Periodic Reporting for period 4 - COEVOLUTION (Black holes and their host galaxies: coevolution across cosmic time)
Okres sprawozdawczy: 2020-03-01 do 2021-08-31
During the ERC grant all proposed objectives have been studied in detail and significant scientific progress has been made in addressing the key scientific questions posed above in agreement with or exceeding the proposed work plan.
In terms of the key scientific achievements, here is a summary of a few highlights.
Colin DeGraf has mainly worked on Area A of the ERC grant. He has developed novel black hole seed models and demonstrated their impact in state-of-the-art simulations. This is very relevant for the cosmic black hole merger rates that future gravitational wave detectors will be able to probe (IPTA, LISA), and this work allowed us to join the LISA consortium. This work is summarized in DeGraf & Sijacki, 2020, MNRAS, 491, 49. More recently, Colin also worked on the emerging field of multi-messenger astrophysics, demonstrating the link between merging black holes and morphological signatures of their host galaxies, with key results summarized in DeGraf et al., 2021, MNRAS, 503, 3629. Colin DeGraf has also worked on Area B of the ERC grant, exploring the co-evolution of black holes and galaxies. This resulted in two published papers.
Martin Bourne has mainly worked on Area C of the ERC grant. He has developed an entirely novel method of black hole heating via jets based on the work by Curtis & Sijacki, 2015, MNRAS, 454, 3445. Given the timeliness he has applied this method to compare against the Hitomi (former Astro-H) mission and to constrain the properties of galaxy clusters, heating and turbulence. This work has been published in Bourne & Sijacki, 2017, MNRAS, 472, 4707, Bourne, Sijacki & Puchwein, 2019, MNRAS, 490, 3 and Bourne & Sijacki, 2021, MNRAS, 506, 4 and resulted in Royal Astronomical Society Press Release.
Martin Bourne has done further work related to Area B of the ERC grant exploring the interplay between star formation in galaxies and AGN feedback. This resulted in 4 published papers where specifically emphasis has been placed on the nature of AGN outflows. This together with our efforts with external collaborators (Costa et al. 2018, MNRAS, 473, 4197) has put us in the leading position of theoretically interpreting observational data and currently there is an ongoing fruitful collaboration there.

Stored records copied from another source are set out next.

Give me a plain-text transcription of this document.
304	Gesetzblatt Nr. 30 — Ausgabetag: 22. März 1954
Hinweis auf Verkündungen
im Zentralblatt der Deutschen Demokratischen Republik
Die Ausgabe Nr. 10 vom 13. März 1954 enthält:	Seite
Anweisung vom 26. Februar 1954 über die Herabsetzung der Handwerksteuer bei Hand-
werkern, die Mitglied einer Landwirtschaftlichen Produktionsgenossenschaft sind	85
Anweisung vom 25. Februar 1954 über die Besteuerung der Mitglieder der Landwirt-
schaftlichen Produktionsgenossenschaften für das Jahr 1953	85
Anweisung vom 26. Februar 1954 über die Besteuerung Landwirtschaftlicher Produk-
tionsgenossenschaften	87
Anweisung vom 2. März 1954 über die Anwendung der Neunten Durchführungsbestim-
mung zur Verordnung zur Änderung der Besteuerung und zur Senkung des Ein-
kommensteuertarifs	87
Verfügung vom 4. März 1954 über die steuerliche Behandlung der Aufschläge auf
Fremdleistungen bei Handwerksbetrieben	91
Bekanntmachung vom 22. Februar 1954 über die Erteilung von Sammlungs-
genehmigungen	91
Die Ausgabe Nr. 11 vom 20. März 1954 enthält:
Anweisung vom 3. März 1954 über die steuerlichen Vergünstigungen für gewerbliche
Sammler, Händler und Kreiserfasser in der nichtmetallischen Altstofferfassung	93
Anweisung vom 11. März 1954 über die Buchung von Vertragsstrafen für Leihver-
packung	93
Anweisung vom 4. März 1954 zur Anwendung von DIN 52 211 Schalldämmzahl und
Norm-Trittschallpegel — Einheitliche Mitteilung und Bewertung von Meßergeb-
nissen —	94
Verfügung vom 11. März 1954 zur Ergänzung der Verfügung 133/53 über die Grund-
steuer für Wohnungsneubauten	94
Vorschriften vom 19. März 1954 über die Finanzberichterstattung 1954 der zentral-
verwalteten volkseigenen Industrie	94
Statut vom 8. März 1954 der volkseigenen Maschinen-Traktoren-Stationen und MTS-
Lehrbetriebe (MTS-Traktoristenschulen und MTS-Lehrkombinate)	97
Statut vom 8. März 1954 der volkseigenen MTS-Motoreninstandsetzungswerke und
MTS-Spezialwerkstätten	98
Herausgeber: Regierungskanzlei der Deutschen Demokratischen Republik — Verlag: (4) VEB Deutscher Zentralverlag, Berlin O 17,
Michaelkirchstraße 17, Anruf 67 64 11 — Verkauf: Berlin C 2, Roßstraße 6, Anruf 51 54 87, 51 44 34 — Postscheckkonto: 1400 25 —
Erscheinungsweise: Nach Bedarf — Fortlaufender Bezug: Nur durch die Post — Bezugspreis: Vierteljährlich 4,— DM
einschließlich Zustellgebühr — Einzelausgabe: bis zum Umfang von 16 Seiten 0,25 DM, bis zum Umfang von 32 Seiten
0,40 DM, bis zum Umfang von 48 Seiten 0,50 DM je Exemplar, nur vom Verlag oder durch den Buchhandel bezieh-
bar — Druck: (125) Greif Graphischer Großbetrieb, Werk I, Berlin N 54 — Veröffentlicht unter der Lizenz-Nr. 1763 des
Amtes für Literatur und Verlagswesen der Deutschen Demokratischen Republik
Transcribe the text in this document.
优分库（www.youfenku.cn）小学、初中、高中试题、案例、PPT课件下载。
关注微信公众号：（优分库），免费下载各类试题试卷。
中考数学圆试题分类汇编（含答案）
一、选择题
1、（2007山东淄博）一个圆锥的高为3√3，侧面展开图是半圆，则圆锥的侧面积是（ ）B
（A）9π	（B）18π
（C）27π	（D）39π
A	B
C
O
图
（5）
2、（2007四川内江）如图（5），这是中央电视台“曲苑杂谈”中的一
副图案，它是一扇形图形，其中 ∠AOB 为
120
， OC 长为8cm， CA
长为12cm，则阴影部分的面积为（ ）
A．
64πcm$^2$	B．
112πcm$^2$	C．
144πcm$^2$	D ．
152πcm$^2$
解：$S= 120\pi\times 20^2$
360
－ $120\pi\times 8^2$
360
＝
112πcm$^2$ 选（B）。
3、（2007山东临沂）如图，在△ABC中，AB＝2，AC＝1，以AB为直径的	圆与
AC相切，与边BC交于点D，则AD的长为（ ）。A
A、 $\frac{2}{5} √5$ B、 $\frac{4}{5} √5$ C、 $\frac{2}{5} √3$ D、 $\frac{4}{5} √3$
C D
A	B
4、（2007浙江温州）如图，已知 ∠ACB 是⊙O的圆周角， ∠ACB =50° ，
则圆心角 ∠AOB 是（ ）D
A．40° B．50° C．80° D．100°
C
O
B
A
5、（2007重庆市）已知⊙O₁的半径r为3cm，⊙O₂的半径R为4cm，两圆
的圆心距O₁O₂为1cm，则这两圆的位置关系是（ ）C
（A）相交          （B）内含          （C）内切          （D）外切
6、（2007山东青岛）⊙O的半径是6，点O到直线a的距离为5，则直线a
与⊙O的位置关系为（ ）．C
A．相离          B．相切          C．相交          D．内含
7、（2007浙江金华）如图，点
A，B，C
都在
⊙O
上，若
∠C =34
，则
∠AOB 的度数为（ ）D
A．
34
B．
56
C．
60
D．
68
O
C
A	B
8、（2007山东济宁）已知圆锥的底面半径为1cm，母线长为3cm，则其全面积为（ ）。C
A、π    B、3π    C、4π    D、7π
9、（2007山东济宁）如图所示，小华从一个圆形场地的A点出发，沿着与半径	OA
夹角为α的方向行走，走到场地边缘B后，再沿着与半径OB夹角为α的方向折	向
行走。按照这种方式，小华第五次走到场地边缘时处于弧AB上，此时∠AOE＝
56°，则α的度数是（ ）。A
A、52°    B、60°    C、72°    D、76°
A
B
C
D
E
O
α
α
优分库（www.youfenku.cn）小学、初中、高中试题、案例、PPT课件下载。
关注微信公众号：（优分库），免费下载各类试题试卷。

Further more, together with our PhD students Sophie Koudmani and Rosie Talbot, Martin has worked on a novel field of AGN feedback in dwarf galaxies and on the first ever implementation of Blandford-Znajek jets in galaxy formation simulations which resulted in 3 published paper and one submitted.
Davide Fiacconi has developed a novel method to incorporate the effect of black hole spin and its imprint on black hole accretion and feedback. This model is needed for diverse parts of Area A, B and C. The model is fully functional now and a paper has been published (Fiacconi, Sijacki, Pringle, 2018, MNRAS, 477, 3807). Note that this model is especially timely given the recent detection of gravitational waves, as it will also permit to simulate merging black holes with a spin. Davide also worked on the evolution of galaxies in the early Universe and on the nature of X-ray sources pertinent to Area B of the ERC grant which resulted in 2 published papers.